Prior to the ban’s implementation, Australian authorities mandated safer working procedures. These procedures include water suppression “wet cutting” systems or the use of dust extraction and ventilation systems. Workers are also required to use appropriate respiratory protective equipment.

These actions taken by Australia serve as a model for other countries grappling with similar issues. The ban on engineered stone underscores the seriousness of the health risks associated with silica dust exposure and highlights the need for a global reassessment of materials that endanger workers’ health.
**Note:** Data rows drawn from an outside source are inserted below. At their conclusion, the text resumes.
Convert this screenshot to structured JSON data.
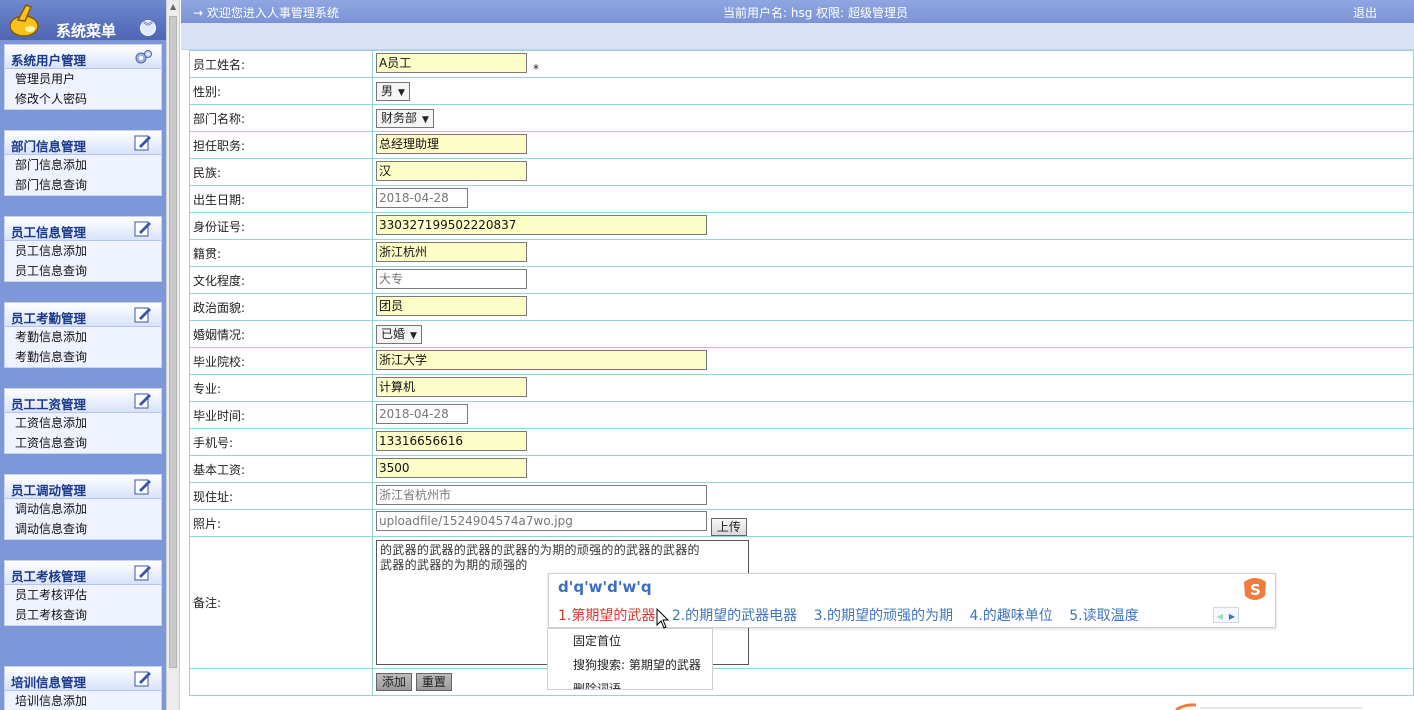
{
  "menu": {
    "title": "系统菜单",
    "collapse_icon": "double-chevron-down-icon",
    "groups": [
      {
        "title": "系统用户管理",
        "icon": "gears-icon",
        "items": [
          "管理员用户",
          "修改个人密码"
        ]
      },
      {
        "title": "部门信息管理",
        "icon": "edit-icon",
        "items": [
          "部门信息添加",
          "部门信息查询"
        ]
      },
      {
        "title": "员工信息管理",
        "icon": "edit-icon",
        "items": [
          "员工信息添加",
          "员工信息查询"
        ]
      },
      {
        "title": "员工考勤管理",
        "icon": "edit-icon",
        "items": [
          "考勤信息添加",
          "考勤信息查询"
        ]
      },
      {
        "title": "员工工资管理",
        "icon": "edit-icon",
        "items": [
          "工资信息添加",
          "工资信息查询"
        ]
      },
      {
        "title": "员工调动管理",
        "icon": "edit-icon",
        "items": [
          "调动信息添加",
          "调动信息查询"
        ]
      },
      {
        "title": "员工考核管理",
        "icon": "edit-icon",
        "items": [
          "员工考核评估",
          "员工考核查询"
        ]
      },
      {
        "title": "培训信息管理",
        "icon": "edit-icon",
        "items": [
          "培训信息添加"
        ]
      }
    ]
  },
  "topbar": {
    "welcome": "→ 欢迎您进入人事管理系统",
    "user": "当前用户名: hsg 权限: 超级管理员",
    "logout": "退出"
  },
  "form": {
    "name_label": "员工姓名:",
    "name_value": "A员工",
    "required_mark": "*",
    "gender_label": "性别:",
    "gender_value": "男",
    "dept_label": "部门名称:",
    "dept_value": "财务部",
    "position_label": "担任职务:",
    "position_value": "总经理助理",
    "ethnic_label": "民族:",
    "ethnic_value": "汉",
    "birth_label": "出生日期:",
    "birth_value": "2018-04-28",
    "idcard_label": "身份证号:",
    "idcard_value": "330327199502220837",
    "native_label": "籍贯:",
    "native_value": "浙江杭州",
    "edu_label": "文化程度:",
    "edu_value": "大专",
    "political_label": "政治面貌:",
    "political_value": "团员",
    "marital_label": "婚姻情况:",
    "marital_value": "已婚",
    "school_label": "毕业院校:",
    "school_value": "浙江大学",
    "major_label": "专业:",
    "major_value": "计算机",
    "grad_label": "毕业时间:",
    "grad_value": "2018-04-28",
    "phone_label": "手机号:",
    "phone_value": "13316656616",
    "salary_label": "基本工资:",
    "salary_value": "3500",
    "address_label": "现住址:",
    "address_value": "浙江省杭州市",
    "photo_label": "照片:",
    "photo_value": "uploadfile/1524904574a7wo.jpg",
    "upload_button": "上传",
    "remark_label": "备注:",
    "remark_line1": "的武器的武器的武器的武器的为期的顽强的的武器的武器的",
    "remark_line2": "武器的武器的为期的顽强的",
    "add_button": "添加",
    "reset_button": "重置"
  },
  "ime": {
    "input": "d'q'w'd'w'q",
    "candidates": [
      "1.第期望的武器",
      "2.的期望的武器电器",
      "3.的期望的顽强的为期",
      "4.的趣味单位",
      "5.读取温度"
    ],
    "menu_items": [
      "固定首位",
      "搜狗搜索: 第期望的武器",
      "删除词语"
    ]
  }
}
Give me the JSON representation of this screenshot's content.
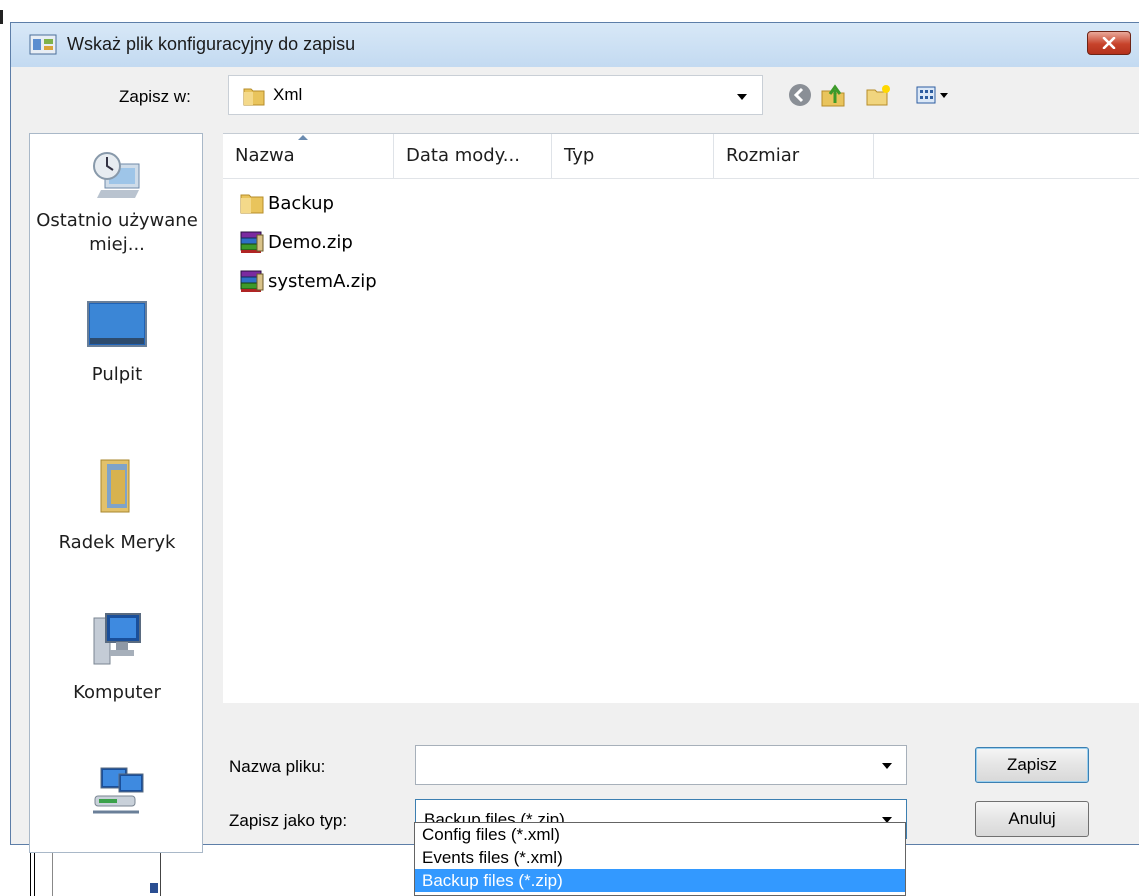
{
  "dialog": {
    "title": "Wskaż plik konfiguracyjny do zapisu",
    "close_icon": "close-icon"
  },
  "toolbar": {
    "save_in_label": "Zapisz w:",
    "save_in_value": "Xml",
    "icons": [
      "back-icon",
      "up-folder-icon",
      "new-folder-icon",
      "view-menu-icon"
    ]
  },
  "places": [
    {
      "label": "Ostatnio używane miej...",
      "icon": "recent-places-icon"
    },
    {
      "label": "Pulpit",
      "icon": "desktop-icon"
    },
    {
      "label": "Radek Meryk",
      "icon": "user-folder-icon"
    },
    {
      "label": "Komputer",
      "icon": "computer-icon"
    },
    {
      "label": "",
      "icon": "network-icon"
    }
  ],
  "columns": [
    "Nazwa",
    "Data mody...",
    "Typ",
    "Rozmiar"
  ],
  "files": [
    {
      "name": "Backup",
      "icon": "folder-icon"
    },
    {
      "name": "Demo.zip",
      "icon": "zip-archive-icon"
    },
    {
      "name": "systemA.zip",
      "icon": "zip-archive-icon"
    }
  ],
  "filename": {
    "label": "Nazwa pliku:",
    "value": ""
  },
  "filetype": {
    "label": "Zapisz jako typ:",
    "value": "Backup files (*.zip)",
    "options": [
      "Config files (*.xml)",
      "Events files (*.xml)",
      "Backup files (*.zip)"
    ],
    "selected_index": 2
  },
  "buttons": {
    "save": "Zapisz",
    "cancel": "Anuluj"
  },
  "colors": {
    "titlebar": "#cfe2f4",
    "selection": "#3399ff",
    "close_button": "#c7432b"
  }
}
Silicosis Among Engineered Stone (Quartz) Countertop Fabrication Workers in California

The Global Impact on Sustainability

The ban on engineered stone in Australia not only prioritizes worker safety but also has a significant impact on sustainability. While engineered stone offers desirable qualities like durability and aesthetic appeal, the health risks it poses can’t be ignored. The ban highlights the importance of vigilant regulation and a commitment to worker safety in industries worldwide. 

Beyond that, it encourages a reconsideration of materials with potential health hazards and prompts industries to prioritize the health and well-being of those who contribute to the production of these products. In the pursuit of sustainability, it’s essential to ensure the safety and welfare of workers, aligning environmental and human well-being goals. As we move forward, Australia’s bold move should inspire other nations to take similar measures to protect their workers and promote sustainable practices in the construction and design industries.